Monday, June 04, 2007

Economist on Climate Change


Press release from the Economist dated 31st May. An interesting piece and useful to contrast the view that "business caused climate change and can also solve it" with the previous article on China.


As White House unveils climate strategy, The Economist argues that, given incentives, business can solve climate change

As the White House unveiled a long-term strategy on climate change Thursday, The Economist unveiled a special report on the subject that will appear in tomorrow's issue. Written by Deputy Editor Emma Duncan, the report argues that business’s conversion to combatting climate change is real and substantial. It is bringing forth serious investment in the technologies needed to produce clean energy. That is a big change, and a reason for optimism. However, the investment is not yet on a scale large enough to avert climate change.

But, The Economist notes, the world cannot expect business to combat climate change by itself. It needs the right incentives. Consumers won’t provide them: governments must. They have to make polluters pay for the damage caused by the carbon dioxide they produce. And they have to do so globally—which is why next month’s G8 summit is so crucial to this issue.

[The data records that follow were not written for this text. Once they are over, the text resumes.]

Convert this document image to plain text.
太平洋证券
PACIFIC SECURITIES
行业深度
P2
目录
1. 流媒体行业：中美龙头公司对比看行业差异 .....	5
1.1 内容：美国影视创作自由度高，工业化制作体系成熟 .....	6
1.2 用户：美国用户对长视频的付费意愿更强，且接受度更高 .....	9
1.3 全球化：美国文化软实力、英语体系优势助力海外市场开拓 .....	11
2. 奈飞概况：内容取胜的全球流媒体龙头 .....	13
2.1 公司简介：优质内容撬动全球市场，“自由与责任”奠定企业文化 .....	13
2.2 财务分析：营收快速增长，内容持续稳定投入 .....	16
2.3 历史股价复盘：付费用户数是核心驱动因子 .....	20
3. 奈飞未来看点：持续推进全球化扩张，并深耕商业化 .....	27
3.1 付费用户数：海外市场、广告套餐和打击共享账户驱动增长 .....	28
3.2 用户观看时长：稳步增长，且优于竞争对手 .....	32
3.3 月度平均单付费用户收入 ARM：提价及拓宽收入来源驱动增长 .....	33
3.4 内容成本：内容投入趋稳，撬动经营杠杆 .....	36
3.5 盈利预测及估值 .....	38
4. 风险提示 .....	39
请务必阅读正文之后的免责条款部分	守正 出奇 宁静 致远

It can be done. The technologies are available. And the costs of bringing them to market and thus stabilising greenhouse gas concentrations at a safe level look reasonable. Doing so would probably mean cutting global growth by 0.1% a year. Given the risks, it’s worth it.

Duncan concludes, “Business caused the problem of climate change, and business can solve it. But it can do so only if governments put the right incentives in place. This is up to the politicians, and the people who vote them into power.”